Mancano ancora dei passaggi. C’è anche la preoccupazione che alcuni dei paesi più poveri del mondo saranno danneggiati dal CBAM. Sappiamo che le imprese ucraine, tuttavia, saranno esentate a causa della guerra.

Certo, il CBAM rappresenta un importante strumento nell'arsenale dell'UE per combattere il cambiamento climatico, ma non è esente da considerazioni economiche e politiche importanti.

In un momento di crescenti tensioni inflative, come quello che stiamo vivendo, il CBAM potrebbe di fatto contribuire ad aumentare queste pressioni economiche.

La ragione principale di questa preoccupazione riguarda l'aumento dei costi per le imprese e, di conseguenza, il possibile aumento dei prezzi dei prodotti. Con il CBAM che richiede l'identificazione e la dichiarazione delle emissioni di gas serra associate ai prodotti importati, le imprese potrebbero trovarsi ad affrontare costi aggiuntivi per adeguarsi ai requisiti normativi. Questi costi potrebbero poi essere trasferiti ai consumatori attraverso aumenti dei prezzi dei beni importati.

Tuttavia, è importante notare che il CBAM è stato progettato per essere graduale e prevedibile nella sua implementazione, con la fase di pagamento che entrerà in vigore solo nel 2026. Questo dovrebbe dare alle imprese il tempo di adeguarsi gradualmente alle nuove normative e minimizzare l'impatto immediato sui prezzi.
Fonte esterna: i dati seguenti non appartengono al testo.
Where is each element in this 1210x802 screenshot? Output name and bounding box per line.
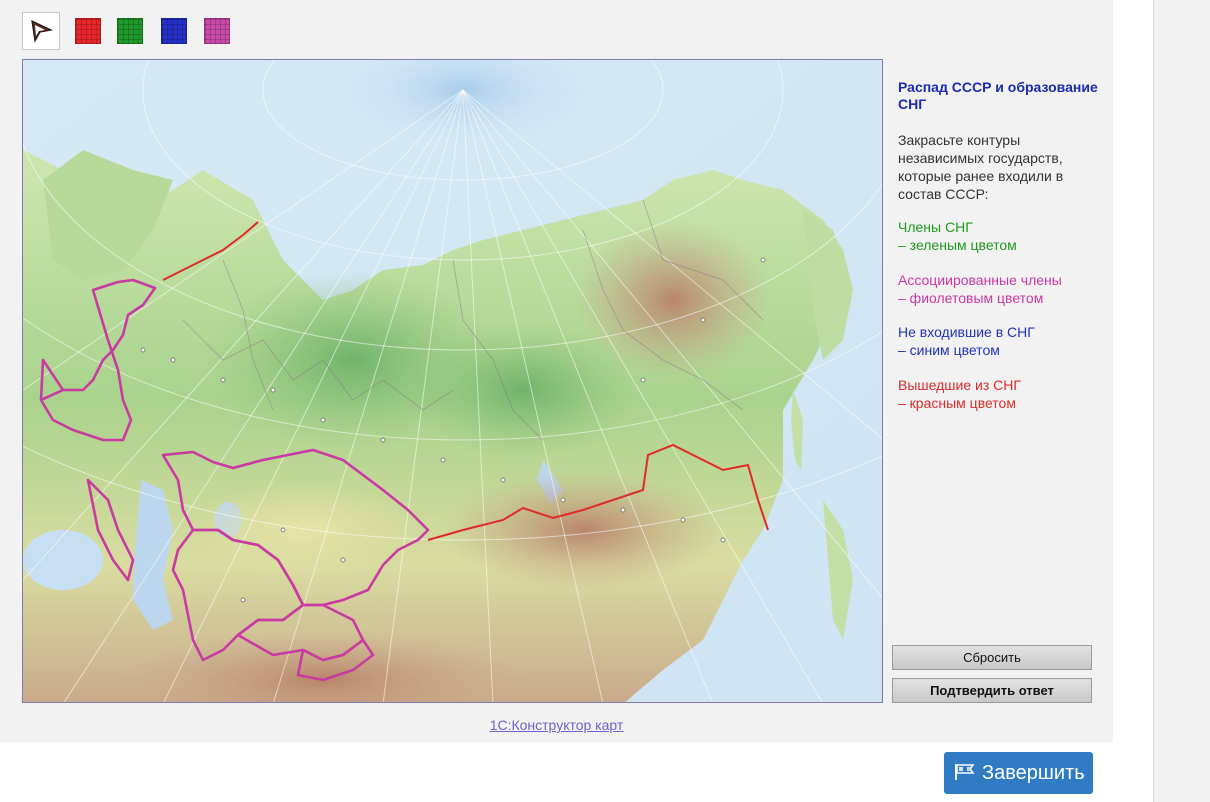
constructor-link[interactable]: 1С:Конструктор карт <box>0 717 1113 733</box>
task-instructions: Закрасьте контуры независимых государств… <box>898 132 1064 202</box>
cursor-arrow-icon <box>31 19 53 43</box>
green-swatch-tool[interactable] <box>117 18 143 44</box>
legend-line: – зеленым цветом <box>898 237 1017 253</box>
legend-line: – красным цветом <box>898 395 1016 411</box>
right-scroll-strip <box>1153 0 1210 802</box>
reset-button[interactable]: Сбросить <box>892 645 1092 670</box>
legend-associated-members: Ассоциированные члены – фиолетовым цвето… <box>898 271 1103 307</box>
flag-icon <box>954 754 976 796</box>
pointer-tool[interactable] <box>22 12 60 50</box>
legend-line: Члены СНГ <box>898 219 973 235</box>
confirm-answer-button[interactable]: Подтвердить ответ <box>892 678 1092 703</box>
legend-non-members: Не входившие в СНГ – синим цветом <box>898 323 1103 359</box>
task-title: Распад СССР и образование СНГ <box>898 79 1098 112</box>
legend-withdrawn: Вышедшие из СНГ – красным цветом <box>898 376 1103 412</box>
eurasia-map <box>23 60 882 702</box>
legend-line: – синим цветом <box>898 342 1000 358</box>
legend-line: Вышедшие из СНГ <box>898 377 1021 393</box>
finish-label: Завершить <box>982 762 1085 784</box>
finish-button[interactable]: Завершить <box>944 752 1093 794</box>
legend-line: Ассоциированные члены <box>898 272 1062 288</box>
map-canvas[interactable] <box>22 59 883 703</box>
blue-swatch-tool[interactable] <box>161 18 187 44</box>
legend-line: Не входившие в СНГ <box>898 324 1035 340</box>
red-swatch-tool[interactable] <box>75 18 101 44</box>
magenta-swatch-tool[interactable] <box>204 18 230 44</box>
legend-line: – фиолетовым цветом <box>898 290 1044 306</box>
legend-cis-members: Члены СНГ – зеленым цветом <box>898 218 1103 254</box>
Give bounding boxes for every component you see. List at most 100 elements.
Allo stesso tempo, è essenziale considerare alternative politiche che possano facilitare la produzione di beni "verdi" all'interno dell'UE. Negli Stati Uniti, il presidente Biden ha adottato politiche verdi che sostengono attivamente l'industria delle energie rinnovabili e la produzione sostenibile. Queste politiche mirano a stimolare la crescita economica attraverso investimenti in tecnologie "verdi" e infrastrutture sostenibili, creando posti di lavoro e riducendo le emissioni.

L'UE potrebbe valutare politiche simili per sostenere l'industria "verde" europea, riducendo così la dipendenza dai prodotti importati ad alta intensità di carbonio. Queste politiche potrebbero comprendere incentivi fiscali, investimenti nella ricerca e nello sviluppo di tecnologie "verdi" e supporto finanziario per le imprese che adottano pratiche sostenibili.

In sintesi, sebbene il CBAM possa avere implicazioni sull'inflazione, è fondamentale trovare un equilibrio tra la protezione dell'ambiente e la gestione delle pressioni economiche. Esplorare politiche che promuovano l'industria "verde" interna potrebbe essere una strategia complementare per l'UE mentre cerca di raggiungere i suoi obiettivi climatici.